Text extraction with plugins
Hi,
We are trying to do a POC where we would like to extract a specific word, let us say "I need to get the number of hours worked by the employees" from a sentence in the text data.
For example:
Person 1 says : Hi, I have worked for 40 hrs last week.
Person 2 says : Hi, I was on leave for 2 days and so I have worked for 24 hours.
So from the text input I would like to get 40 hrs and 24 hours as output so that I can aggregate the total number of hours worked by them.
Can you give us an idea on how to fetch the exact content irrespective of the sentence format used and also let us know whether we achieve this either with NLP plugins or is there any other way?
Answers
-
tgb417 Dataiku DSS Core Designer, Dataiku DSS & SQL, Dataiku DSS ML Practitioner, Dataiku DSS Core Concepts, Neuron 2020, Neuron, Registered, Dataiku Frontrunner Awards 2021 Finalist, Neuron 2021, Neuron 2022, Frontrunner 2022 Finalist, Frontrunner 2022 Winner, Dataiku Frontrunner Awards 2021 Participant, Frontrunner 2022 Participant, Neuron 2023 Posts: 1,601 Neuron
@pranauv
,DSS has the number extractor that is part of visual recipes.
However, for your example, it appears that you need more than just number extraction. It appears that you need some understanding of time units, days, hours... or even some understanding of language.

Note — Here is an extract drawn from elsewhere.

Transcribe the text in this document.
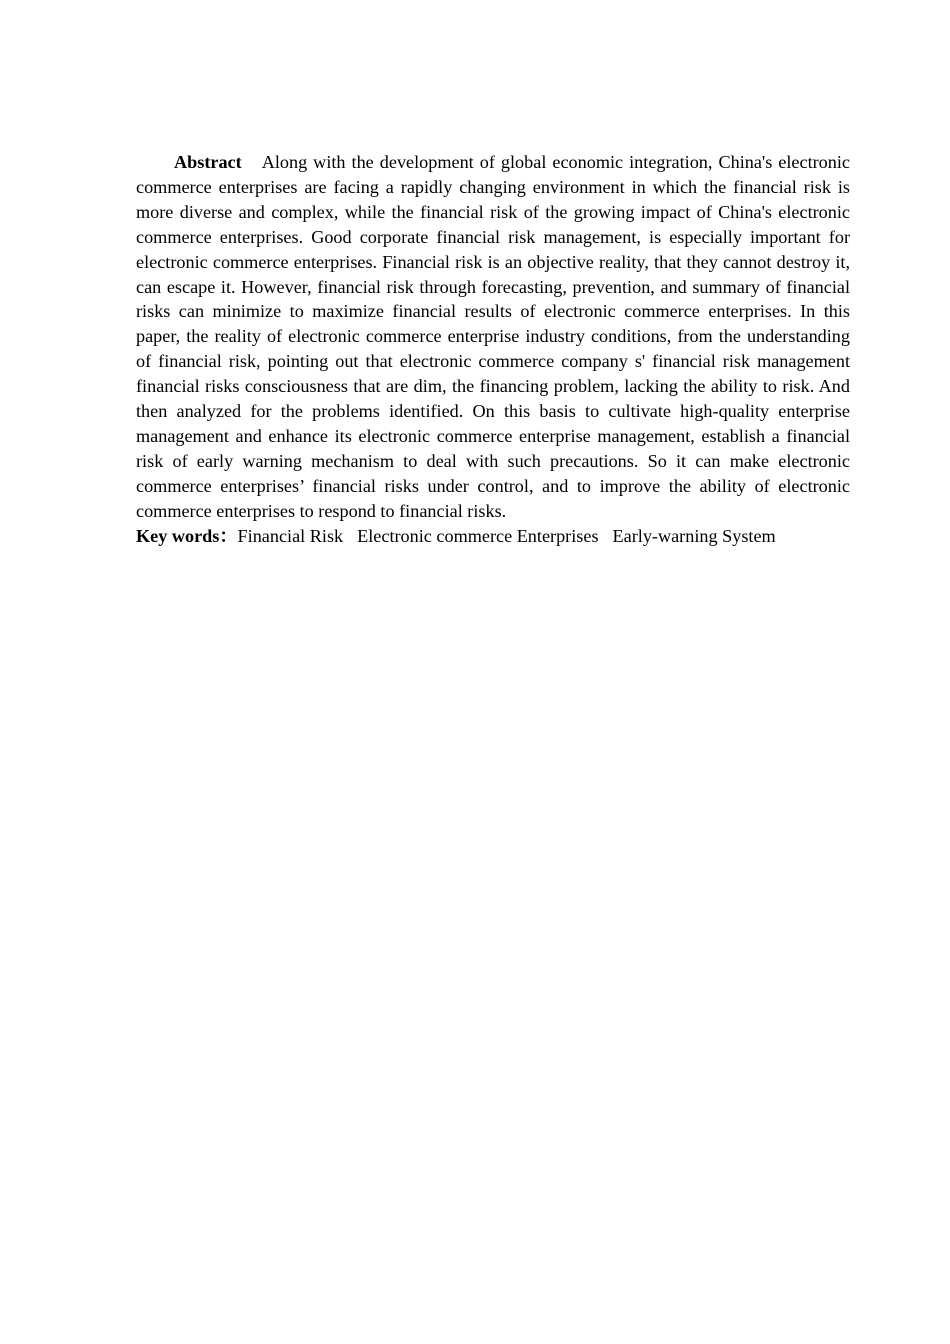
Abstract Along with the development of global economic integration, China's electronic commerce enterprises are facing a rapidly changing environment in which the financial risk is more diverse and complex, while the financial risk of the growing impact of China's electronic commerce enterprises. Good corporate financial risk management, is especially important for electronic commerce enterprises. Financial risk is an objective reality, that they cannot destroy it, can escape it. However, financial risk through forecasting, prevention, and summary of financial risks can minimize to maximize financial results of electronic commerce enterprises. In this paper, the reality of electronic commerce enterprise industry conditions, from the understanding of financial risk, pointing out that electronic commerce company s' financial risk management financial risks consciousness that are dim, the financing problem, lacking the ability to risk. And then analyzed for the problems identified. On this basis to cultivate high-quality enterprise management and enhance its electronic commerce enterprise management, establish a financial risk of early warning mechanism to deal with such precautions. So it can make electronic commerce enterprises’ financial risks under control, and to improve the ability of electronic commerce enterprises to respond to financial risks.

Key words：Financial Risk Electronic commerce Enterprises Early-warning System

I'm wondering if there is a Python Library or R Package that is designed to extract time values from free text.
I found datefinder on GitHub for dates. This article "2 PACKAGES FOR EXTRACTING DATES FROM A STRING OF TEXT IN PYTHON" looks interesting. Dataiku can use code recipes to integrate snipits of Python and R code into flows.
However, that may not be correct for your use case. You may be actually wanting a time finder. And given your second example some NLP understanding.
I'm wondering if there are any NLP folks who know enough about things like spaCy and others of the ML tools to be able to comment.